2007 Saturn Sky

2007 Saturn Sky 2007 Saturn Sky
Road Test

The "different kind of company with a different kind of car" that General Motors launched in 1990 with a $3 billion shower of cash and a sickly sweet marketing campaign soon became the same old company selling last year's car. A decade slipped away before Saturn produced a second product line, the lackluster L-series. The subsequent Vue and Ion have only smoldered, and the division's engineering and marketing bureaus, once independent, have been fully absorbed into the monolithic mother ship. The revolutionary notions that were espoused in the glowing Hal Riney ads - a separate company within GM of eager young minds, the teaming of disputatious labor and management, the one-price dealers - wound up feeling mostly like missed opportunities.
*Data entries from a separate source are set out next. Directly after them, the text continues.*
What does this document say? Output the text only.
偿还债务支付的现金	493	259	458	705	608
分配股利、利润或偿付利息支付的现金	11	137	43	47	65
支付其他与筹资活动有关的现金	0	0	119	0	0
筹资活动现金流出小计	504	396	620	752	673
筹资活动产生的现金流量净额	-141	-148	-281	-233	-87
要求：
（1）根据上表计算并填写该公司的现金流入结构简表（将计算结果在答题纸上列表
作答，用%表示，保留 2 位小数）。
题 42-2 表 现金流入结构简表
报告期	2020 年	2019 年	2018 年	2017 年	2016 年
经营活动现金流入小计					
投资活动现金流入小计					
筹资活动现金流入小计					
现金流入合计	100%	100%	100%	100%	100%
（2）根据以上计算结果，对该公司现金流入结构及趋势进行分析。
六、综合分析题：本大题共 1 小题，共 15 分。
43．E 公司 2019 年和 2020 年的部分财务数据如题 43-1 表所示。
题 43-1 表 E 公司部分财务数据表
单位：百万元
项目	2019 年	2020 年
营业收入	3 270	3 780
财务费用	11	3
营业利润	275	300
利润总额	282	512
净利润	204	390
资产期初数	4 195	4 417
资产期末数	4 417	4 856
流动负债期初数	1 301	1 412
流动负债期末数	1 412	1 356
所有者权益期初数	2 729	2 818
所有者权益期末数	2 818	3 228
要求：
Here comes the 2007 Saturn Sky, and with it, Saturn's long-foretold revival goes back onto the front burner. The Sky arrives not a minute too soon. Although GM appeared to give up on Saturn, the division's dealers - who are generally liked by customers, or at least those filling out J.D. Power and Associates dealer-satisfaction surveys, where Saturn consistently rates with Toyota, Honda, and even Lexus - didn't give up. The dealers moved 213,657 Saturns in 2005 against competitors with better reputations and better cars with better resale values.

And now GM is taking a renewed interest in its giant ball of gas. Saturn, the official transportation of coupon-clipping pensioners and unemployed psych majors, will become a distribution network for urbane Opels from the Continent. Saturn never saw the sun shining so bright, never saw things goin' so right.

At least, that's the giddy feeling people get when first gazing at the Saturn Sky. After they ask who makes it. After we respond. And after they say, "Really? Saturn?"

It's true. GM product czar Bob Lutz smote the earth and up sprang the pipsqueak Kappa platform, a fascinating potpourri of hydroformed steel tubes and stampings, aluminum control arms, and GM-parts-bin bits. The Kappa is now experiencing cell mitosis. First it sired the Pontiac Solstice roadster (December 2005), and now it gives life to a Saturn cub-Vette. The Sky, assembled alongside the Solstice in Wilmington, Delaware, is 3.9 inches longer than the Pontiac but otherwise virtually identical dimensionally. It is the Sky that will sell in Europe as the Opel GT, having been styled in GM's Coventry, England, studios by Simon Cox, the chief artiste behind Cadillac's 2001 Cien show car.

The Sky takes up where the Solstice's clean, orbicular shape leaves off. Extra design trinkets include forward-canted side vents, faux hood vents, multiple grille openings with dashes of chrome, and a rear undertray with incorporated backup light. The headlights and the taillights are busied with proliferating lenses - the Sky has projector-beam headlamps, the Solstice doesn't - and chrome spears. The lonely "Sky" badge adrift on the rump looks like an afterthought. Why couldn't it have been neatly embossed on the bumper?

If the Solstice strikes you as too unorthodox, too unembellished and original to be a GM design, the Sky is happy to restore your sense of normality.

Saturn intends the Sky to rise above the Solstice (don't worry, the next cars, the Galileo and the Kepler, will explain everything), in that the Sky's base price of $23,690 is $3200 higher than the stripper Solstice's. The extra nip gets you air conditioning, ABS, cruise, power everything (except the top, which is manual in all Kappas), keyless entry, floor mats, an alarm, and OnStar for a year. Taken together these options cost $3355 on the Solstice, which also doesn't have the Sky's fancy swabs of "piano black" interior trim to spruce up what is otherwise a concerto in hard plastic.

The Sky has other differences. The exhaust is slightly quieter, the top insulated with another layer of acoustic material. A more Stay-Puft ride results from a longer suspension travel and shorter jounce bumpers. The refinement is turned up a notch over the Solstice, and it's noticeable. Over pavement holes the Sky's suspension lets the body down with softer landings. Lumps aren't as obtrusive. Dig into the throttle, and the burring from the DOHC 16-valve 2.4-liter four is more muted, its 6900-rpm redline less of a raspy thrash than in the Solstice. GM's Ecotec swings a big stroke and will never be confused with a zingy sports-car engine. In the Sky, the harshness is better hidden.